Sign up for The Brief, The Texas Tribune’s daily newsletter that keeps readers up to speed on the most essential Texas news.
As a lawyer for a conservative legal group, Matthew Kacsmaryk in early 2017 submitted an article to a Texas law review criticizing Obama-era protections for transgender people and those seeking abortions.
The Obama administration, the draft article argued, had discounted religious physicians who “cannot use their scalpels to make female what God created male” and “cannot use their pens to prescribe or dispense abortifacient drugs designed to kill unborn children.”
But a few months after the piece arrived, an editor at the law journal who had been working with Kacsmaryk received an unusual email: Citing “reasons I may discuss at a later date,” Kacsmaryk, who had originally been listed as the article’s sole author, said he would be removing his name and replacing it with those of two colleagues at his legal group, First Liberty Institute, according to emails and early drafts obtained by The Washington Post.
What Kacsmaryk did not say in the email was that he had already been interviewed for a judgeship by his state’s two senators and was awaiting an interview at the White House.
As part of that process, he was required to list all of his published work on a questionnaire submitted to the Senate Judiciary Committee, including “books, articles, reports, letters to the editor, editorial pieces, or other published material you have written or edited.”
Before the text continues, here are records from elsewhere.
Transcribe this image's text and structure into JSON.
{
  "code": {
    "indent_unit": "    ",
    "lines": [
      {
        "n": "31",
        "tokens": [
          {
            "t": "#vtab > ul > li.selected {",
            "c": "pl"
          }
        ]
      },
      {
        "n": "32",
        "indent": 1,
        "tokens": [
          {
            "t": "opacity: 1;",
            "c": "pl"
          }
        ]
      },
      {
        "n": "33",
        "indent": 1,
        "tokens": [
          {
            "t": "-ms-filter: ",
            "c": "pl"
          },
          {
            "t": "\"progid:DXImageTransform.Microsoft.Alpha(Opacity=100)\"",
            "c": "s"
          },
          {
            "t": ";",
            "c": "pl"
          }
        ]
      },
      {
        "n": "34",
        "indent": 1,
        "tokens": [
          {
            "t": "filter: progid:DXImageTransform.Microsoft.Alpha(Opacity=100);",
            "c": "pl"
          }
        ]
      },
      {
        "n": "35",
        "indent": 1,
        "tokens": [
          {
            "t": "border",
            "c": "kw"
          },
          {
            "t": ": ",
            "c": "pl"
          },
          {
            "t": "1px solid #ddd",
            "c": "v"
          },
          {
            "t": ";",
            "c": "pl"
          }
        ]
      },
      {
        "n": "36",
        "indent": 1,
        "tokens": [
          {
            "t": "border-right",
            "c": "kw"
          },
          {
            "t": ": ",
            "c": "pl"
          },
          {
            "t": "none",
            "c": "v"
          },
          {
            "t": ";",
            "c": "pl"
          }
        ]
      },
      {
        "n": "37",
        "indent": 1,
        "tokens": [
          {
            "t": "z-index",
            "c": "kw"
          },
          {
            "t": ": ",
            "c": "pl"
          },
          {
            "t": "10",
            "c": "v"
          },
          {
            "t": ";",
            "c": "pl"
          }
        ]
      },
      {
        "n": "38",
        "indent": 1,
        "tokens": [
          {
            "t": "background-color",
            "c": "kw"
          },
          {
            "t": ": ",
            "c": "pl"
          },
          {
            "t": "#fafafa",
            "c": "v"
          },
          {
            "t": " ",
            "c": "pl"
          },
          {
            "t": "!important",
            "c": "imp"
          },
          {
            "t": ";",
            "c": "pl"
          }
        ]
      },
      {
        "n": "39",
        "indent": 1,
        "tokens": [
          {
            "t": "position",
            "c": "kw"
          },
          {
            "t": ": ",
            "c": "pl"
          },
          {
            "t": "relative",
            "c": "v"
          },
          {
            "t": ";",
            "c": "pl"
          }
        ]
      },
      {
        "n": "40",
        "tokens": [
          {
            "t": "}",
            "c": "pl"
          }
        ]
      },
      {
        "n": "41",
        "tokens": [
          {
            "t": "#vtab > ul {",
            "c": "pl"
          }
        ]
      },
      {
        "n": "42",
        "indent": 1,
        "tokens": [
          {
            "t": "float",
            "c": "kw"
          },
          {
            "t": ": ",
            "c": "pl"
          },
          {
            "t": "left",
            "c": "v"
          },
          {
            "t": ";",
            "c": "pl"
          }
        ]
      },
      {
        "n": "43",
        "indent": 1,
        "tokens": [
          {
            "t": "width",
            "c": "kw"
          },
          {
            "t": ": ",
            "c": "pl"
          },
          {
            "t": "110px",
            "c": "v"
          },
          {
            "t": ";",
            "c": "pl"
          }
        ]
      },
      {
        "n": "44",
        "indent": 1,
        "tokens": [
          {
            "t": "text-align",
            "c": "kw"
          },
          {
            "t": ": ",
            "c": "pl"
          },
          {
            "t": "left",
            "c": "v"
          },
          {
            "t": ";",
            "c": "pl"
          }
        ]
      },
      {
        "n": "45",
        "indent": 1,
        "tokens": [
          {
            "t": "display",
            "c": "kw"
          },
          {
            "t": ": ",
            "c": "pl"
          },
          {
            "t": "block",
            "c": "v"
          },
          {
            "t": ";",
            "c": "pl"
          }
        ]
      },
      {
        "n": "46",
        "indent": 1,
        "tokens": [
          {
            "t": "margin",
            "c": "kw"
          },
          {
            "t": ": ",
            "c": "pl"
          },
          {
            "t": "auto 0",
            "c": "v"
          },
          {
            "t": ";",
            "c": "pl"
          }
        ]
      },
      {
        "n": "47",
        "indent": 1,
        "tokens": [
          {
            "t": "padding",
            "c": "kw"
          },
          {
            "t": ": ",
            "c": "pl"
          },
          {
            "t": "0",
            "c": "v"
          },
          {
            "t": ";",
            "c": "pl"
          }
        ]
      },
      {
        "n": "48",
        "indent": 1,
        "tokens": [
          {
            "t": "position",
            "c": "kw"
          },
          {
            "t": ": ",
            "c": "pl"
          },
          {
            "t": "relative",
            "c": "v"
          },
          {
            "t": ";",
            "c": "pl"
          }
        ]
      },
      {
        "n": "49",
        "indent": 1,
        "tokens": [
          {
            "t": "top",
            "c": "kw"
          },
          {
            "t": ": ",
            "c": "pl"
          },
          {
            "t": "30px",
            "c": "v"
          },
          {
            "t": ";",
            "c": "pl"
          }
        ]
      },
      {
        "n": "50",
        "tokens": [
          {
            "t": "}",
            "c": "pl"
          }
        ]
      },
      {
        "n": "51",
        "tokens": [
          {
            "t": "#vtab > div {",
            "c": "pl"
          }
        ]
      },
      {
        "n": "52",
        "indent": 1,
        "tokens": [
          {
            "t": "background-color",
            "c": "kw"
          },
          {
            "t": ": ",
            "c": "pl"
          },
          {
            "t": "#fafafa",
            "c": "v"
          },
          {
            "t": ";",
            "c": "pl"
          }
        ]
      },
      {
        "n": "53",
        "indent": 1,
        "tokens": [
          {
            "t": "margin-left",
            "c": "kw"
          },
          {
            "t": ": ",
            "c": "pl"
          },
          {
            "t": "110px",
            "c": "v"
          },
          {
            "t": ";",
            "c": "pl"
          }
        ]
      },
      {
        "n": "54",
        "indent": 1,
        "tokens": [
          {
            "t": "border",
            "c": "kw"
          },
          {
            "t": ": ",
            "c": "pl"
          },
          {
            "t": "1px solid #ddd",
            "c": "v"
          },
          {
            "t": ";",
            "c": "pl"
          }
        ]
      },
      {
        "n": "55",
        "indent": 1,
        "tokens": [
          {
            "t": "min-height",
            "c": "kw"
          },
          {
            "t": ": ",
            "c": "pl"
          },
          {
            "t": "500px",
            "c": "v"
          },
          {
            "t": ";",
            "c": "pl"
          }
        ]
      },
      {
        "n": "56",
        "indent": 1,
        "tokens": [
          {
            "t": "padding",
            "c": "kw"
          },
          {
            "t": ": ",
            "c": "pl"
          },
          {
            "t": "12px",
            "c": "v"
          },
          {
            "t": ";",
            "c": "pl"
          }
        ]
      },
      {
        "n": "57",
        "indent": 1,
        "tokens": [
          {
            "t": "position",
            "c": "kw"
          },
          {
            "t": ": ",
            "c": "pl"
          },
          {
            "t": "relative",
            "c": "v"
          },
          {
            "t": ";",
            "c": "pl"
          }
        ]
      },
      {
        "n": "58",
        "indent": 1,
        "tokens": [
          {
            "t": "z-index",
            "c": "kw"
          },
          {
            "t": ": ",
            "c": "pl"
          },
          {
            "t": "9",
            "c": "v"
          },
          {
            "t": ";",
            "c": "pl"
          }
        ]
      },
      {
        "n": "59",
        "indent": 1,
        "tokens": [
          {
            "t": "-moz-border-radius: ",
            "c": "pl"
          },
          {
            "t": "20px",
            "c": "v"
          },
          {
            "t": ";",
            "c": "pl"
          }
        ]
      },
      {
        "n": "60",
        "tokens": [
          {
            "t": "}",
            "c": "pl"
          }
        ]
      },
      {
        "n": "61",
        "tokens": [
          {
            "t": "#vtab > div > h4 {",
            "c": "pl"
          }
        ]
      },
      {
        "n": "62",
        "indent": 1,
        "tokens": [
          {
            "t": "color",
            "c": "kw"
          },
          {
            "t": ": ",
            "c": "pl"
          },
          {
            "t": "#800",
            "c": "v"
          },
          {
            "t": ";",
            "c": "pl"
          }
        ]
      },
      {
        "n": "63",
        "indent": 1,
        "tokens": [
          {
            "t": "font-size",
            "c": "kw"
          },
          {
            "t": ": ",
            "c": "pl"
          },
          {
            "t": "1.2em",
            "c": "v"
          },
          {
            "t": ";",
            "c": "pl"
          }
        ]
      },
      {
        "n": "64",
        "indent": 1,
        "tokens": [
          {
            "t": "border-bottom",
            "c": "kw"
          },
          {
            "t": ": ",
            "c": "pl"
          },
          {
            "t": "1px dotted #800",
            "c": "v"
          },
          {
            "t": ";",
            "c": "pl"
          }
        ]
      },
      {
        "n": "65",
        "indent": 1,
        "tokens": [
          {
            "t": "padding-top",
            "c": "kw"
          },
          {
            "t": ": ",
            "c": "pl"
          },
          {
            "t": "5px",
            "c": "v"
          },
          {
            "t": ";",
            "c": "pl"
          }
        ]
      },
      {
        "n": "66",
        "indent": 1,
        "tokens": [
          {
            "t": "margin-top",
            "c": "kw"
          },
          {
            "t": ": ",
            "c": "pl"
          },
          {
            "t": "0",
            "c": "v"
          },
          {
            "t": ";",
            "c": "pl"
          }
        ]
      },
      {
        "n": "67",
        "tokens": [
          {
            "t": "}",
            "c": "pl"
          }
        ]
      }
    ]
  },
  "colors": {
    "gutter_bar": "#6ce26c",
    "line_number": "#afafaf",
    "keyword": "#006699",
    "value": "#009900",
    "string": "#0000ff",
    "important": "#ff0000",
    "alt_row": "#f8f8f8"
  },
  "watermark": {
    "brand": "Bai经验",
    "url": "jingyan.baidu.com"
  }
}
The article, titled “The Jurisprudence of the Body,” was published in September 2017 by the Texas Review of Law and Politics, a right-leaning journal that Kacsmaryk had led as a law student at the University of Texas. But Kacsmaryk’s role in the article was not disclosed, nor did he list the article on the paperwork he submitted to the Senate in advance of confirmation hearings in which Kacsmaryk’s past statements on LGBT issues became a point of contention.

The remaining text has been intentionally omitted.